The next stage in your child’s developing opinions on their “territory” come when your child
hits the pre-teen years. Suddenly all the childhood themes are replaced with something a little
more “aspirational”. Whether it’s sports, hobbies, or fandom, etc., your pre-teen will want a
room that reflects their changing tastes. As I mentioned, painting can produce great results,
then let them participate in what goes up on those painted walls. You may not like it, but
everything is temporary, including the holes in the walls.
Surviving their Teen Years
Your teen may just start taking over the décor completely and become even more territorial
over their space. I have a client whose teen son always left the empty drawers open in his
dresser, the contents spilled out all over the floor. This client was mortified at the lack of
respect for tidiness.
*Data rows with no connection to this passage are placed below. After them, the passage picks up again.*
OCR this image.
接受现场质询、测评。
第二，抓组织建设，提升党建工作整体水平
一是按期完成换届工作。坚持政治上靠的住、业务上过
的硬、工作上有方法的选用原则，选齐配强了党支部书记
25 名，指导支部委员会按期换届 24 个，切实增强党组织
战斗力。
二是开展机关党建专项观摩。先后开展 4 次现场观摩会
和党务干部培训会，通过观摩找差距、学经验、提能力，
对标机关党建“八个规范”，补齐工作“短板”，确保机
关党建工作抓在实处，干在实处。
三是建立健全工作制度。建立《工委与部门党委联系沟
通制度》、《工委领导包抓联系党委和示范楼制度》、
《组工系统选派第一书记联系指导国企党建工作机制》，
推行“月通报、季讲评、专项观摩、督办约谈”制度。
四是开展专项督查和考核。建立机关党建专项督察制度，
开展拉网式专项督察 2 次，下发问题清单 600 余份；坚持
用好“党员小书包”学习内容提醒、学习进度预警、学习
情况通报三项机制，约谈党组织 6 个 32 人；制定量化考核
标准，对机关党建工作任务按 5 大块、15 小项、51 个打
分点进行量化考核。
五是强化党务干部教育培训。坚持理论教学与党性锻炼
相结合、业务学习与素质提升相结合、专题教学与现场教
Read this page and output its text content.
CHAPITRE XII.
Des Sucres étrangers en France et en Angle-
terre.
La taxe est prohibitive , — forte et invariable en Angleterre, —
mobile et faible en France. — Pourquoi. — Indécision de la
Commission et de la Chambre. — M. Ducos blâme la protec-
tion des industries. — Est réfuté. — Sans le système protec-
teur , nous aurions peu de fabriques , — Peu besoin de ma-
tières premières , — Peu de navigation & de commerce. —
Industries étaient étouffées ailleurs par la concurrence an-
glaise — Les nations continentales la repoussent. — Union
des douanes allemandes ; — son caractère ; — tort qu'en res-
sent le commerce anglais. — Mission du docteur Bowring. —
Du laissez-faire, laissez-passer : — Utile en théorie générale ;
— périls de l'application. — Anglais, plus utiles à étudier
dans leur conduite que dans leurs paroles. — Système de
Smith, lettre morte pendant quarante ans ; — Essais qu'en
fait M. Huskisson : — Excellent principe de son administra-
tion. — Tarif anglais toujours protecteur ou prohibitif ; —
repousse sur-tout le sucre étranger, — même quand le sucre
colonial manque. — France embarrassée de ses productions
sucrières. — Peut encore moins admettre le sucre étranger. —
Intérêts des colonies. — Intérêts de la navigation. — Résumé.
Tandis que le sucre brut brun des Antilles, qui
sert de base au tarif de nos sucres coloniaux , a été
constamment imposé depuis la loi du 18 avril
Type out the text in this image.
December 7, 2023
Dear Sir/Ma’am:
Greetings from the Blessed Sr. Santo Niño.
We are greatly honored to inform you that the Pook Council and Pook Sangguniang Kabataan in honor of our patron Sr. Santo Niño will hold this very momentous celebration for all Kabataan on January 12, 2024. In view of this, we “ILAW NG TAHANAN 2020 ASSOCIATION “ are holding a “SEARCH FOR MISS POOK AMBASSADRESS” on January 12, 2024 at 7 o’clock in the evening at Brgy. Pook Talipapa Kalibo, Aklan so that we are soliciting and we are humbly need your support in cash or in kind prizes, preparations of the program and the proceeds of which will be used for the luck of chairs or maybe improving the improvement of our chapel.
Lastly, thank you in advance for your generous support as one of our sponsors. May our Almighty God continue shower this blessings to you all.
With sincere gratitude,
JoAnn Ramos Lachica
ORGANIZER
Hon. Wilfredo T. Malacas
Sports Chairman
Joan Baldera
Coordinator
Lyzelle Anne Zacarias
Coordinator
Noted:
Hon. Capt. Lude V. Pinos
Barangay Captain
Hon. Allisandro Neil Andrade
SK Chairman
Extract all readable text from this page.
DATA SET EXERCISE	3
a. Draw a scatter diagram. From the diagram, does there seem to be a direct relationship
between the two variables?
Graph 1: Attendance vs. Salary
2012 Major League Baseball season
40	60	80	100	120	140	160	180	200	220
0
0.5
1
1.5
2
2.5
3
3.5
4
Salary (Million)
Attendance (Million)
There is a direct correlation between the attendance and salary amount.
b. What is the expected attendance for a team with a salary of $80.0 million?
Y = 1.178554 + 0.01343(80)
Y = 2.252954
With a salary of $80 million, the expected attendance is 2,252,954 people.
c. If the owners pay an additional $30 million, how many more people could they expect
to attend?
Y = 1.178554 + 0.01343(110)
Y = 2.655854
The teen, however saw it as a shortcut to getting dressed. This is normal,
some teens express themselves through their room. This can be alarming and depending on
your degree of tolerance, this may be the thing that puts you over the edge. But take a breath,
try to relax, this too is temporary.
If we can just keep in mind that it’s just décor. That it’s going to constantly change and develop.
Most children learn a healthy respect for their surroundings and develop their own tastes by
the time they’re adults. It may be difficult for those who like to control the aesthetics of their
homes, but try to look at it as a gift you’re giving your child –the gift to express themselves in
their own four walls. After all, one day you just might have a chance to exact revenge by
decorating the guest room in your grown children’s homes!